Create predictable patterns
Children collaborate in college because they understand what's expected of them, says Beth Cohen-Dorfman, educational planner at Chicago's Concordia Avondale Campus preschool. The children follow basically the exact same routine day after day, so they quickly learn what they are supposed to do, and after a while barely need reminding. While it might be impractical to have the exact same level of structure at home, the more consistent you are, the more cooperative your kid is likely to be, suggests Cohen-Dorfman. Decide on several routines and stick to them: Everybody gets dressed before breakfast. As soon as we come from outside, we wash our hands. No bedtime tales until all kids are in jammies. Finally, following these home rules will become second nature to your child.

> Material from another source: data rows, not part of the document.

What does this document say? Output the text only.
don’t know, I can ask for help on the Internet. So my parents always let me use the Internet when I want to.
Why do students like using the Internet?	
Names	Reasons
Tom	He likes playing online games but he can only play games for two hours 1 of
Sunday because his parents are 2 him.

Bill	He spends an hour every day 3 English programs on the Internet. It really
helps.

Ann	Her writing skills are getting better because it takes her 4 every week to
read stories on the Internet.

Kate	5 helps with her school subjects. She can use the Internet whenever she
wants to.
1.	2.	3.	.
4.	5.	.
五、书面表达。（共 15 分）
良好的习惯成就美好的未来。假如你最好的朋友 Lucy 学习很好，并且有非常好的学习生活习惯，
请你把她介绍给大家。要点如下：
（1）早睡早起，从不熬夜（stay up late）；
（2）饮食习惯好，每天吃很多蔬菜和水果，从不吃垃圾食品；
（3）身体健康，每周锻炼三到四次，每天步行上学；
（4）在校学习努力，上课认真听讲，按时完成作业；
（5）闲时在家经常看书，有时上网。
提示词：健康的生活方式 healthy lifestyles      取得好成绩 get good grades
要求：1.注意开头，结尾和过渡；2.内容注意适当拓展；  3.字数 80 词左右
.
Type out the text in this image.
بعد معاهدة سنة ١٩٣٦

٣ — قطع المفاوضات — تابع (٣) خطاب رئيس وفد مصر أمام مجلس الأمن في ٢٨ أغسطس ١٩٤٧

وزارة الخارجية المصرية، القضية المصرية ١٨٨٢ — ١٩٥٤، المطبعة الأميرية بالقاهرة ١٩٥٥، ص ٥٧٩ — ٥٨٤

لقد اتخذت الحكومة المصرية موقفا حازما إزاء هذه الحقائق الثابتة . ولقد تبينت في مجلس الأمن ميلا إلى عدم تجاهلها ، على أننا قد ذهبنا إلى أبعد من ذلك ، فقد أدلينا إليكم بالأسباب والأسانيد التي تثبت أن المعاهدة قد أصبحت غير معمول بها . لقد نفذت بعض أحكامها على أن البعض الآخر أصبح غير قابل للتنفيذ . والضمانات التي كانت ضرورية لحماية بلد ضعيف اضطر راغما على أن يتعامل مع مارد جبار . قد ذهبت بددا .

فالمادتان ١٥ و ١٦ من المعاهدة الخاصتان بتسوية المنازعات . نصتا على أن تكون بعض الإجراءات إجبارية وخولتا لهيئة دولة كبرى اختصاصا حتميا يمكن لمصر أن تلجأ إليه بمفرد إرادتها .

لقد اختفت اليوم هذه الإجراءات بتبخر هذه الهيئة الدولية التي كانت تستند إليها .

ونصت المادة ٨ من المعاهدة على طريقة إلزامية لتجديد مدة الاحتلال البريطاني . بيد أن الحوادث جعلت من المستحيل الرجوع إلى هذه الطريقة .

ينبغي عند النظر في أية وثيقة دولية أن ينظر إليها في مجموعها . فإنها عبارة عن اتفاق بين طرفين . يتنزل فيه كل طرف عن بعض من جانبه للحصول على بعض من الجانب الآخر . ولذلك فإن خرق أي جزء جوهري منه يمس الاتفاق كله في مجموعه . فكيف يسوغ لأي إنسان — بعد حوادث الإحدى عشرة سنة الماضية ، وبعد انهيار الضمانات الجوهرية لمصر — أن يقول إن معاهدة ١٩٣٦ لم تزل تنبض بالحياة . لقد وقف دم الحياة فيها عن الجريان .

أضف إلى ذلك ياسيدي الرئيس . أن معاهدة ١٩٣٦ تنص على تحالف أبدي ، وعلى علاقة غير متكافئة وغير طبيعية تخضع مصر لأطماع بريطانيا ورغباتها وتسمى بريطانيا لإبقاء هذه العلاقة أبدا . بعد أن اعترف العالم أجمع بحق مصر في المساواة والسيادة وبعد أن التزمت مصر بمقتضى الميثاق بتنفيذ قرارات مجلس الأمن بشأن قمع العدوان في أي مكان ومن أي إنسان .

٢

Involve her in righting her wrongs
If you find her coloring on the walls, have her help wash it off. If she yells over a playmate's block tower, then ask her to help reconstruct it.
Prioritize play.
Preschool teachers said over and over that kids today are less able to perform imaginatively than children of a decade or two past. A lot of their day is structured in supervised activities, says Haines. The antidote: Obtain comfortable saying Go playwith. It's not your job to understand that your child is amused 24/7. Let her get a little bored. However, be sure she's things like dress-up clothing, paint and paper, a big cardboard box, and play dough.